The design has been lead by Sarajevo born architect Vernes Causevic, director of Project V Architecture, with offices in Sarajevo and London, who have worked closely with UK-BiH grass-roots peace-building charity Most Mira (‘Bridge of Peace’), founded by peace activist Kemal Pervanic, a survivor of the former Omarska concentration camp. The Centre will soon become a new home for Most Mira. 

The award was received as part of the 17th international Biennale of Architecture in Venice, organised by the Holcim Foundation. The 6th Cycle of the Award received 4,742 submissions in the main category from 121 countries, featuring projects to be built in 134 countries. The submissions were evaluated by esteemed independent juries of experts, headed by the head curator of the Venice Architecture Biennale Prof. Hashim Sarkis. Link to the competition results and projects - https://www.holcimfoundation.org/projects/restoring-common-ground  

The project is the only awarded project from Bosnia-Herzegovina, as well as the wider South-East European Region, while Project V Architecture and Most Mira are also the only authors based in the UK or Balkans. 

They have developed the project through a holistic community-engaged design process over the past six years. A series of design workshops embedded in the local community that have become an integral part of Most Mira’s peace building activities, bringing together students, youth, engineers and communities from across the ethnic divide from Prijedor and BiH, as well as the UK. 

The project will also be built using low carbon environmentally sustainable building technologies and materials, including a rammed earth structure and facade. Since 2016, the design and material prototyping has been developed in close collaboration with global rammed earth expert Martin Rauch, an Honorary Professor at the UNESCO Chair of Earthen Architecture, director of Lehm Ton Erde from Austria - https://www.erden.at

Natural materials will be sourced within a few kilometres of the site, which reference local building traditions and invite all generations of the community into the process. More details about the design can be found on the architect’s website - http://projectv-arch.com/projects#/most-mira-peace-centre/ 

The Peace Centre project was initiated by co-founders Kemal Pervanic and first chair of Most Mira Kirsteen Tait in 2014, who organised the first workshops for young architects. The team hope to use the momentum of this award to gather more support and raise the remaining funds required to complete the construction. More information about the charity’s work and future plans can be found on their website - https://www.mostmiraproject.org 

The unique community-engaged architectural process has been developed by Project V Architecture and Most Mira into an educational programme called ‘Architecture for Democracy’, which they will continue as a ‘live project’ summer school programme of architectural and design residencies, both throughout and after the construction process. 

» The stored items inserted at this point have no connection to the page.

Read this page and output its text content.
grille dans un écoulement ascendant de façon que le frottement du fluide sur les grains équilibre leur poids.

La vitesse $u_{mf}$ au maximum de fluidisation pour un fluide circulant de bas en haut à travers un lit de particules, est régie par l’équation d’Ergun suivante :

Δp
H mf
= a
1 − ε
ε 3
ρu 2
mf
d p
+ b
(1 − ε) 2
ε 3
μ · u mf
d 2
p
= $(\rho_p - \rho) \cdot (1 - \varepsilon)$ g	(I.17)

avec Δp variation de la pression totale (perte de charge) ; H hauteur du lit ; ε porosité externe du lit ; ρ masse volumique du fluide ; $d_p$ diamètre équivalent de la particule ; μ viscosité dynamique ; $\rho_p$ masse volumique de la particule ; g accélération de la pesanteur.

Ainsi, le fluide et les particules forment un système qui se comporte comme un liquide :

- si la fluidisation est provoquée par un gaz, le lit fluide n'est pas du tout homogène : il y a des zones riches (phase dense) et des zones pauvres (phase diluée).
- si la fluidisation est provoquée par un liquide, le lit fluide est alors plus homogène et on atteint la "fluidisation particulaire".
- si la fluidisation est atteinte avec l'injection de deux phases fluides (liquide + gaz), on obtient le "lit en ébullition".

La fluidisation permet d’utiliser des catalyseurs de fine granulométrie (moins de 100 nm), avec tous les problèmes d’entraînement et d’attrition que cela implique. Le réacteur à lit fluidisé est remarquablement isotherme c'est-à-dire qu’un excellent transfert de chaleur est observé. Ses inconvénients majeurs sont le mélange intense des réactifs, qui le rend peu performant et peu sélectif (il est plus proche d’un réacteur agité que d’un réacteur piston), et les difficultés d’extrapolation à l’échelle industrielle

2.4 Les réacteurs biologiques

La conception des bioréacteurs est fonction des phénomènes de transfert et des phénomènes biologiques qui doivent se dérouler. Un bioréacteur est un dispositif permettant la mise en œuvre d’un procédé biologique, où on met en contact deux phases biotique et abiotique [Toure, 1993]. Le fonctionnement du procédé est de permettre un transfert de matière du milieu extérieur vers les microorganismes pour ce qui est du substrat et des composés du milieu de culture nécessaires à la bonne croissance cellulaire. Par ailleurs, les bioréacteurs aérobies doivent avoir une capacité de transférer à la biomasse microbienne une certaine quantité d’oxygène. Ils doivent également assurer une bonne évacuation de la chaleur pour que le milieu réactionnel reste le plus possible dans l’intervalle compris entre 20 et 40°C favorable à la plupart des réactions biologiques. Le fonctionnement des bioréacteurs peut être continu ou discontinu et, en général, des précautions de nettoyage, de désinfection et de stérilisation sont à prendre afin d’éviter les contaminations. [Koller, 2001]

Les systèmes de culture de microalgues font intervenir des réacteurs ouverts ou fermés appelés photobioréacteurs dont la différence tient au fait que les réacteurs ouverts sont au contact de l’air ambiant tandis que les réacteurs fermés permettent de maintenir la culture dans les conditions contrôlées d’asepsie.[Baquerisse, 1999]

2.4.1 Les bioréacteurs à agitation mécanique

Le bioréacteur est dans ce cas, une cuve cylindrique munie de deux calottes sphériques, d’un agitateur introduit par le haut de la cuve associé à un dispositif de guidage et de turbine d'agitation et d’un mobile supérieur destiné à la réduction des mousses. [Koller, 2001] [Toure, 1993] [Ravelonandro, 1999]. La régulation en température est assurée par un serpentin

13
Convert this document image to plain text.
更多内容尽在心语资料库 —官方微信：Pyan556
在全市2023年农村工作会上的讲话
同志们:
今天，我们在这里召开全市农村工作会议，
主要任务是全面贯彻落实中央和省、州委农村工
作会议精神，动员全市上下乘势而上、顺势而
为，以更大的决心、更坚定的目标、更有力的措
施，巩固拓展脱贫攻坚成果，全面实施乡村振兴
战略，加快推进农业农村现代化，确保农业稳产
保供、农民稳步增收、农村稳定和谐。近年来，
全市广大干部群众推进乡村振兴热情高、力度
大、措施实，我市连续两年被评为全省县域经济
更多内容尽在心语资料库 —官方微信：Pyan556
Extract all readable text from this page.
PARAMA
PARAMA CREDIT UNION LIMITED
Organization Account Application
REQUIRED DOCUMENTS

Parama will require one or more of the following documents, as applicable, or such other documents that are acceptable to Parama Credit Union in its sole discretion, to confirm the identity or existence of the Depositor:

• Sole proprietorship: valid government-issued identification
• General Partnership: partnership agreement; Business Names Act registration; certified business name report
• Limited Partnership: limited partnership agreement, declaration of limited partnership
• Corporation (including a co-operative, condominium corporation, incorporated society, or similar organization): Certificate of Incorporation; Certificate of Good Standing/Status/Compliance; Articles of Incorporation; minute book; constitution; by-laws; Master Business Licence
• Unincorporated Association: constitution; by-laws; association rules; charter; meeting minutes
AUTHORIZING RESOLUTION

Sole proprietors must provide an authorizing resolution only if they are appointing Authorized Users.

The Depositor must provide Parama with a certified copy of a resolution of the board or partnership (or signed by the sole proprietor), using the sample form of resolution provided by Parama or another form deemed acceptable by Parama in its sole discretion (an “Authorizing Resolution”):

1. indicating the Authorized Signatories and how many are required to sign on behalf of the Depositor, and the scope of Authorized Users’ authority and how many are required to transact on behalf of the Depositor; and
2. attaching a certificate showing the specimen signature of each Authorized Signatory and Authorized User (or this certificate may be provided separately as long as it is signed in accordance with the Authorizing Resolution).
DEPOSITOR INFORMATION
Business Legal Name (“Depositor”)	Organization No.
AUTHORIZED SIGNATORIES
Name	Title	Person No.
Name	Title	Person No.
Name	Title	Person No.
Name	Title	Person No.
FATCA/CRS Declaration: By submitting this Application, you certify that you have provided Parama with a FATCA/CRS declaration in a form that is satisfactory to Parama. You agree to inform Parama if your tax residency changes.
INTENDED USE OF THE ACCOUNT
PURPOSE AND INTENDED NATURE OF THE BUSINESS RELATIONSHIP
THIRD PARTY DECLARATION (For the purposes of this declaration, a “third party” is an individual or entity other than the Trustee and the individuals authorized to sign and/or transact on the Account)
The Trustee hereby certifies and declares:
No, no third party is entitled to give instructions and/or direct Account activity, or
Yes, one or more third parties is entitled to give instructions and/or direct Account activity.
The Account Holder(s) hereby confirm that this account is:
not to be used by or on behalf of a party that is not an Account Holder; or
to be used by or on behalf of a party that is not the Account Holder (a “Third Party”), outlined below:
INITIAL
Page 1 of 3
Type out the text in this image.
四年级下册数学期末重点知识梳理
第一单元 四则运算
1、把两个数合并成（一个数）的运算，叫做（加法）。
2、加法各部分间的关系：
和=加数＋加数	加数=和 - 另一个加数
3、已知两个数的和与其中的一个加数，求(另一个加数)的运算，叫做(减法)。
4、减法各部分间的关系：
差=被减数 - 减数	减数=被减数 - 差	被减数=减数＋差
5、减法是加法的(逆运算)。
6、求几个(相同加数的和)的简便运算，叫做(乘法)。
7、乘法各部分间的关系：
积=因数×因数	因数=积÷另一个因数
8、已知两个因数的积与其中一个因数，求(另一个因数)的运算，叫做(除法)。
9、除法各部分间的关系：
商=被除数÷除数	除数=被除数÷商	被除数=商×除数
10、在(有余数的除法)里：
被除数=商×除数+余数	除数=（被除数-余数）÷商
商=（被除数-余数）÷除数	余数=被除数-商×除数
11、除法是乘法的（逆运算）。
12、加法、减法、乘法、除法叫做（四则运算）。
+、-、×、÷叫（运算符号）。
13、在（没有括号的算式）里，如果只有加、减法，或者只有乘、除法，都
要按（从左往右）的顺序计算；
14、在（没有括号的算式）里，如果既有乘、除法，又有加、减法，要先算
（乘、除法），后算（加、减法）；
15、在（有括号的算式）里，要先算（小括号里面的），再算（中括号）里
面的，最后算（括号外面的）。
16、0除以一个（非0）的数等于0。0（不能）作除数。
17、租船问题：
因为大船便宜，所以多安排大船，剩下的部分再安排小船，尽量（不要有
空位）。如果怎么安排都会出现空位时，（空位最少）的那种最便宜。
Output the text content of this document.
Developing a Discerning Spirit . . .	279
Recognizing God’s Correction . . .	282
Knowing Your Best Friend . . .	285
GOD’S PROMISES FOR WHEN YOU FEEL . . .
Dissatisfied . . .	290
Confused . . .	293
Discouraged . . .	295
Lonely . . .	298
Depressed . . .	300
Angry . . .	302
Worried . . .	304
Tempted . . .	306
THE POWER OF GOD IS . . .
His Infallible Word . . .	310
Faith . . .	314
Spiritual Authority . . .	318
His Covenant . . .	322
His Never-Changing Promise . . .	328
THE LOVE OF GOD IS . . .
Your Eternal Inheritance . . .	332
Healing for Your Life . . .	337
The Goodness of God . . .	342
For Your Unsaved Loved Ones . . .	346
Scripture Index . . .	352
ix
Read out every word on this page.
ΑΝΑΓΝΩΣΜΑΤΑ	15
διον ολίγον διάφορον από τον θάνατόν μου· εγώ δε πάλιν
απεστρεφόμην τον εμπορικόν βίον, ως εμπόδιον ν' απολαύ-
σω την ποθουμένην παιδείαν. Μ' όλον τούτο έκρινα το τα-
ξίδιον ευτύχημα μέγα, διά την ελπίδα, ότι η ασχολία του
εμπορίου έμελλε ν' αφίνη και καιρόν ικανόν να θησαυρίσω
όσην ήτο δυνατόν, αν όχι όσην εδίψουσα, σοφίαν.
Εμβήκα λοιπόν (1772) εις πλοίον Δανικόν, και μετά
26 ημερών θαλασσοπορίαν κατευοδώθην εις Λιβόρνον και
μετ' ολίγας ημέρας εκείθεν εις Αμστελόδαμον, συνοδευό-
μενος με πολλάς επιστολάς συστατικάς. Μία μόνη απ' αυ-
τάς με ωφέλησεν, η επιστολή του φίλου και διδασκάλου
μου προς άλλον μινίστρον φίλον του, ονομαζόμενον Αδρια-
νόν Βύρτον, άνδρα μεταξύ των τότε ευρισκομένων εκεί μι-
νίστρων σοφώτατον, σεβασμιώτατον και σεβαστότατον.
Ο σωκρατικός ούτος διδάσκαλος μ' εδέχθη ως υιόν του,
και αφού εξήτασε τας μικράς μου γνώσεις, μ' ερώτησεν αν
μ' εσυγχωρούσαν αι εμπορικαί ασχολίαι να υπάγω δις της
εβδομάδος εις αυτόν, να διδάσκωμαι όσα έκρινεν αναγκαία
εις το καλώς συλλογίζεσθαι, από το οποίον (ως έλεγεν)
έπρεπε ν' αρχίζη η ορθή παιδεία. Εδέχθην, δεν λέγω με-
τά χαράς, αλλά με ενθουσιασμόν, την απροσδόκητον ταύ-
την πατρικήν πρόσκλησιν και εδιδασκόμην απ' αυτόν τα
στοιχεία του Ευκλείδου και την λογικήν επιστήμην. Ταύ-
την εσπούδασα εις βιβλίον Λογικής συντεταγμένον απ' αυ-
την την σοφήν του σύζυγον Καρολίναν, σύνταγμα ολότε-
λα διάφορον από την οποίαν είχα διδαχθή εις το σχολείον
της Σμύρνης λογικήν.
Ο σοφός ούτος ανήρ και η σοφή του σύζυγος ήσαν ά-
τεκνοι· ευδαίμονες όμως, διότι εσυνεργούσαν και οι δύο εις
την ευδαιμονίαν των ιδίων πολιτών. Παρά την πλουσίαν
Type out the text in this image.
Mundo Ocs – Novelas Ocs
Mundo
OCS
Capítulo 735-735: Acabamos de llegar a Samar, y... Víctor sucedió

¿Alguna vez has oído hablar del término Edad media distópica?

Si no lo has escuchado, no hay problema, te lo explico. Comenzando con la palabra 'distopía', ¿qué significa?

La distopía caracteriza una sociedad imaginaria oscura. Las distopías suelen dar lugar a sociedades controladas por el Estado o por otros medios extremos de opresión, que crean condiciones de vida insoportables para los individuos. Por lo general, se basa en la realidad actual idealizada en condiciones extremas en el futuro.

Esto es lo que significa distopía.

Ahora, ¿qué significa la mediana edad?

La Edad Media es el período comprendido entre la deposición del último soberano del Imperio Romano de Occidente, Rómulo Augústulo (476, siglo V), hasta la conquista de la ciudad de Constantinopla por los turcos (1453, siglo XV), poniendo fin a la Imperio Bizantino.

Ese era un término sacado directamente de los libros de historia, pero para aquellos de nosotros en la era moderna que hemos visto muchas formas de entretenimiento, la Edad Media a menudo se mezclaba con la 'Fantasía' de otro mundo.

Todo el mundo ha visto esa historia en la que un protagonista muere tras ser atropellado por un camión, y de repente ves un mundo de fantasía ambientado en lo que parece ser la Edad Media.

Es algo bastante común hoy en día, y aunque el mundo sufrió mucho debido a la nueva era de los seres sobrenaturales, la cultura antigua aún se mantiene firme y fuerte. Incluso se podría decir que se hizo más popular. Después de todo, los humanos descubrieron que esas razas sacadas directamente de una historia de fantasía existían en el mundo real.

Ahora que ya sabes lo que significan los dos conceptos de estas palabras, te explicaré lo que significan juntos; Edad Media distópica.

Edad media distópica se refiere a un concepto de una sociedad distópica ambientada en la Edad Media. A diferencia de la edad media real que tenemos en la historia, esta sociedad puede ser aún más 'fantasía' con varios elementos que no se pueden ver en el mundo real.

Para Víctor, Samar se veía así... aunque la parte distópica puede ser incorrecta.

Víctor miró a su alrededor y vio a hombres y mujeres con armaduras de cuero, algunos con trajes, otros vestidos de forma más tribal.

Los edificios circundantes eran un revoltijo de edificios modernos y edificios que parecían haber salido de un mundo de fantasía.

This is planned as part of the Global Free Unit educational framework with long term collaborators Prof. Robert Mull (founder of the Global Free Unit, Professor of Architecture and Design at the University of Brighton and Visiting Professor at Umeå University) and Lucy Dinnen (co-director of Project V Architecture and lead design tutor of MArch Studio Resilient Futures at The University of Sheffield School of Architecture). This will sit alongside the charity’s other arts, peace-building and social enterprise programmes.